Platz 3 – Molecular Plasma
Die Molecular Plasma Group S.A. aus dem luxemburgischen Örtchen Fötz hat eine Technologie entwickelt, die eine Oberflächenfunktionalisierung durch die kovalente Bindung organischer Stoffe mittels eines kalten atmosphärischen Plasmas auf jeglichen Substraten ermöglicht. Die durch den einstufigen, trockenen und lösungsmittelfreien Prozess entstehende Nanobeschichtung verleiht der Oberfläche eine klar definierte und dauerhafte Funktion – angefangen bei der Haftungsverbesserung inerter Materialien, über bioaktive Oberflächen bis hin zu hydrophoben, hydrophilen oder auch Antihaft-Eigenschaften. "Diese innovative Anwendung der Plasma-Oberflächentechnik erweitert die Möglichkeiten der Oberflächenfunktionalisierung deutlich", lobt Juror Martin Riester, Referent der Fachabteilung Oberflächentechnik beim Verband Deutscher Maschinen- und Anlagenbau (VDMA). Diese Innovationskraft gepaart mit den über viele Zielbranchen breitgefächerten Anwendungsmöglichkeiten war für die Jury ausschlaggebend, das Unternehmen mit Bronze auszuzeichnen.

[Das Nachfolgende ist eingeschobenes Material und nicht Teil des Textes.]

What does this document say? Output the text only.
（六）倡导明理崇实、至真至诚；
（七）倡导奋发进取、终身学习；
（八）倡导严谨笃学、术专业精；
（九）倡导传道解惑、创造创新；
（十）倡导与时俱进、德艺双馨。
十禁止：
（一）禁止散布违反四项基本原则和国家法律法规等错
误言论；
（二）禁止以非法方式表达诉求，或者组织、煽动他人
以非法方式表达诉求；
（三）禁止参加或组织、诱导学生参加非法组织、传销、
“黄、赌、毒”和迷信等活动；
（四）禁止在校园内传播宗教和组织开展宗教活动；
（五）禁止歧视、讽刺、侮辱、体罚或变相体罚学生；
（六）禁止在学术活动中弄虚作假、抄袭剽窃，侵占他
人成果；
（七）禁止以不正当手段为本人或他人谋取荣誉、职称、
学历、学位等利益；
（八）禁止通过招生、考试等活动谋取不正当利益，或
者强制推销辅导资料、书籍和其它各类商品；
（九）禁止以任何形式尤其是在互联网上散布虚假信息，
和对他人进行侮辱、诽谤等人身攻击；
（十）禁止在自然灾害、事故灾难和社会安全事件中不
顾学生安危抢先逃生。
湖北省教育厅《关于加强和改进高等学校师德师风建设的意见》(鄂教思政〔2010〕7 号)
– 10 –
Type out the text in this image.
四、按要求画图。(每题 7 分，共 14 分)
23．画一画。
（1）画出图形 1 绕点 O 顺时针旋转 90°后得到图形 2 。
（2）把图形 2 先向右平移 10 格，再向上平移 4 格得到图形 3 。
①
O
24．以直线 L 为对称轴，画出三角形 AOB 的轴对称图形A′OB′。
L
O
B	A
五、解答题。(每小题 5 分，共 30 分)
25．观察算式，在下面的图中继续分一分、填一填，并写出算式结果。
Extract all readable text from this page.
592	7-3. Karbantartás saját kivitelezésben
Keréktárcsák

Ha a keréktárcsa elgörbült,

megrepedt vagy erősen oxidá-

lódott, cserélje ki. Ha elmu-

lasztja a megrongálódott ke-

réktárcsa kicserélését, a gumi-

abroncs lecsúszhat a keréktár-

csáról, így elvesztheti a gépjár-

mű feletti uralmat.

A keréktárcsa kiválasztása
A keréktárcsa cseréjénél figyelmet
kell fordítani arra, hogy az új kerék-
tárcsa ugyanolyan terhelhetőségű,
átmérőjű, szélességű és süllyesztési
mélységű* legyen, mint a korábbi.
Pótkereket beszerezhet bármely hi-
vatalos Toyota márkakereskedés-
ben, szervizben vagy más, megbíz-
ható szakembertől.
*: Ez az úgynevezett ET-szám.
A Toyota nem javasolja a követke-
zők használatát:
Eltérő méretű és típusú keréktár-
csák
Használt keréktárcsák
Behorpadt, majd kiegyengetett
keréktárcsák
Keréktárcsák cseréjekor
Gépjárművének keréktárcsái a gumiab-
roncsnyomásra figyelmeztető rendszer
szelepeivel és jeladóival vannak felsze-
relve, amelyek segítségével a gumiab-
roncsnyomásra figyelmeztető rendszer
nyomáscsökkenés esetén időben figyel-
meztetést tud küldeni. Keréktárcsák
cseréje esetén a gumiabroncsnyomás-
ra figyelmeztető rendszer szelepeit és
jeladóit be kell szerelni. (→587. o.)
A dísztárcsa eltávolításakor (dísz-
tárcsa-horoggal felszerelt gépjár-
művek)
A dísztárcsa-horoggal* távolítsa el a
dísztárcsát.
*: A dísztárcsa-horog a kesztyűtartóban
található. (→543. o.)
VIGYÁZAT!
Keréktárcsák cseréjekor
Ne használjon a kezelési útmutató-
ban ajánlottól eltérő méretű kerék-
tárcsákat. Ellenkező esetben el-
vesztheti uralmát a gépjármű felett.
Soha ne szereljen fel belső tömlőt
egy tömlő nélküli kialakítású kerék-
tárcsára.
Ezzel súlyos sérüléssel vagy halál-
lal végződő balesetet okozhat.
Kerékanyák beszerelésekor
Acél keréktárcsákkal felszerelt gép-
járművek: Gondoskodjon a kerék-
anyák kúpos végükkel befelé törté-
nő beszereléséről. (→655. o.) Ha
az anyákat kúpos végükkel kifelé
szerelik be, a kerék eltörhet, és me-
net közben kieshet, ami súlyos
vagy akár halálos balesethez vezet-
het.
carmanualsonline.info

Zwei weitere Unternehmen waren nominiert
Nominiert für den Stuttgarter Oberflächentechnik-Preis waren außerdem die BMF GmbH aus Chemnitz und die Dörken Coatings GmbH & Co. KG aus Herdecke. BMF hat einen automatischen Strahlprozess geschaffen, der reproduzierbare, homogene und vordefinierbare Oberflächen hervorbringt. Nacharbeit und Ausschuss werden dadurch vermieden. Dörken hat in Zusammenarbeit mit einem weiteren Unternehmen eine Automatikspritzpistole entwickelt, die in Verbindung mit einem Roboter Bauteile nahezu ohne Sprühnebel partiell beschichten kann. Kostspielige und zeitaufwendige Maskierungen sind dafür nicht mehr nötig.